Непогрешимый абсолют

Апполон и Дафна (Н. Пуссен) Пуссен, быть может, потому и нам дорог в такой степени, что сейчас мы перестали в нем видеть непогрешимый абсолют. Разумеется, вдумчивый энтузиаст ведал лучше всякого археолога красоту древних и красоту великих мастеров Возрождения1. Разумеется, в его искусстве проглядывает какая-то строгая и даже суровая «линия упорства». Но близким нам становится мастер тогда, когда moment election, о котором он сам упоминал, берет в нем верх, когда над его сознательным трудом начинает витать сверхсознательное вдохновение, хотя бы наносившее ущерб цельности его первоначальной концепции.

Теперь же мы ясно видим, что и бесчисленные последователи переняли у Пуссена одни только внешние черты — то, что было у него «не вполне своего». Мы находим среди легионов пуссенистов немало очень красивых художников, но уже ни одному из них не удалось создать нечто равное по силе захвата его творению, никто из них не обладал той особенностью Пуссена, которая позволяла ему соединять глубокую эмоциональность с какой-то дивной ясностью.

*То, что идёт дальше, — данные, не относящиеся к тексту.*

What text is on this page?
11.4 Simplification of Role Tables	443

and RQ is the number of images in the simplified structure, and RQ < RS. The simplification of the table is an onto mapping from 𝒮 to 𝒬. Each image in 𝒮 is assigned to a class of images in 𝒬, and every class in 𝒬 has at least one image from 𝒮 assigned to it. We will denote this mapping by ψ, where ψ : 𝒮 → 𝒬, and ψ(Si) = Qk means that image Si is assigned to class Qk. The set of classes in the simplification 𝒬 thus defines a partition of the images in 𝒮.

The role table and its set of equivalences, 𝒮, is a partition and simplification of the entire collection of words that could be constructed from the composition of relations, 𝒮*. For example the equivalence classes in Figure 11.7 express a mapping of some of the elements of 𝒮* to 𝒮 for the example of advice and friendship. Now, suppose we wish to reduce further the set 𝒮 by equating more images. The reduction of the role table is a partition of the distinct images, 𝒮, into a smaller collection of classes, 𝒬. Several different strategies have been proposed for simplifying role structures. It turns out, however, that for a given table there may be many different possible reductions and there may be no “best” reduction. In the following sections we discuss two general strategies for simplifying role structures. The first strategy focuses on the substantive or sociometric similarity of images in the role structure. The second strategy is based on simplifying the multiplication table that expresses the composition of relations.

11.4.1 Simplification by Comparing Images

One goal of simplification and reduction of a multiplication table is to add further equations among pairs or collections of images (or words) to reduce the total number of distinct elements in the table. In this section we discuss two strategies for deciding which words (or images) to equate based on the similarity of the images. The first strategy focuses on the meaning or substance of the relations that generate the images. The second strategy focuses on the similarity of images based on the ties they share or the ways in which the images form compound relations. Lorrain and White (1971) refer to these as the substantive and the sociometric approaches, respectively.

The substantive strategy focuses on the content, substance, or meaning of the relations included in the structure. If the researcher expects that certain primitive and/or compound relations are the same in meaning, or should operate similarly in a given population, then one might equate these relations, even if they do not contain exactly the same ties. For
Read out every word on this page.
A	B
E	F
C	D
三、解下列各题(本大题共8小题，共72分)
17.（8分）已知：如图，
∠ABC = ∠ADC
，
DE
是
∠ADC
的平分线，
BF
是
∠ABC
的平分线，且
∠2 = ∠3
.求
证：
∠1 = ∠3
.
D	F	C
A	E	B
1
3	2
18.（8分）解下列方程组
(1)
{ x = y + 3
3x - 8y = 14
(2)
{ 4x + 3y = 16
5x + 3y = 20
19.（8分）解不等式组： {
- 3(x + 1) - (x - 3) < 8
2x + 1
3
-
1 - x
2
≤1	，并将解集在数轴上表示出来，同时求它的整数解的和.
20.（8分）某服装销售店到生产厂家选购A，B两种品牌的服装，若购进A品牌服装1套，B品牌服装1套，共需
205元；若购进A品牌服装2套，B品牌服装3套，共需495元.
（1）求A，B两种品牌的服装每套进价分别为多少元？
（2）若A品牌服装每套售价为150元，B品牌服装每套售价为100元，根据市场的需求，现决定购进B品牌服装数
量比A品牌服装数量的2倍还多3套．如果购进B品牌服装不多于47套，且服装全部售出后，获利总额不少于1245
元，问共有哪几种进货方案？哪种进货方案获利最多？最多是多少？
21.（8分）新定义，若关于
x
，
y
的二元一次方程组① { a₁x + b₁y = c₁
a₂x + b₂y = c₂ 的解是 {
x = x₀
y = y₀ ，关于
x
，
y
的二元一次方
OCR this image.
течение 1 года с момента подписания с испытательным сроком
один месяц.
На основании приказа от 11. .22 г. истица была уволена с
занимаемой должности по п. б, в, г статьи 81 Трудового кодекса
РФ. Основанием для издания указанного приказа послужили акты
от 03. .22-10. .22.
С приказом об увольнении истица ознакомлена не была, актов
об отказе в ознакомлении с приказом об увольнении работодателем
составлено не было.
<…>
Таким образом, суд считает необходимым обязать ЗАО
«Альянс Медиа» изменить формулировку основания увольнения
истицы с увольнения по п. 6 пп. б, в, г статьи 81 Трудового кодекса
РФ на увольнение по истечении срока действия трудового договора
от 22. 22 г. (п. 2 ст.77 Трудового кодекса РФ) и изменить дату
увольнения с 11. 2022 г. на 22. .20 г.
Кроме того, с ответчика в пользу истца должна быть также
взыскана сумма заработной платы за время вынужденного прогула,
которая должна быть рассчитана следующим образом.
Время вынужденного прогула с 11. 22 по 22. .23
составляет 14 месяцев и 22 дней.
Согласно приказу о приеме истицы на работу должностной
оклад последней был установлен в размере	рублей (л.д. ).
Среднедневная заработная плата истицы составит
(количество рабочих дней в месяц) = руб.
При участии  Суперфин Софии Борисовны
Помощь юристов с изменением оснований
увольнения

Наиболее достойные преемники Пуссена явились через 200 лет — то были: Энгр, Пювис, Марэс и Бёклин. Они во многом способствовали тому, чтобы сделать понимание Пуссена снова доступным, они как бы повторили его и рассеяли наваждение академизма, самовольно вызвавшегося служить твердыней «Пуссеновских традиций». Однако равноценного «Аполлону и Дафне», «Полифему», «Флоре» и «Нарциссу» и эти чудесные художники все же не дали. В Энгре, Пювисе и Марэсе культ формы задушил эмоциональное начало, искусство их в бесконечно меньшей степени обладает жизненностью. В Бёклине же, напротив того, эмоциональная сторона взяла верх и придала его произведениям характер чего-то животно-грубого, а местами даже и попросту безвкусного2.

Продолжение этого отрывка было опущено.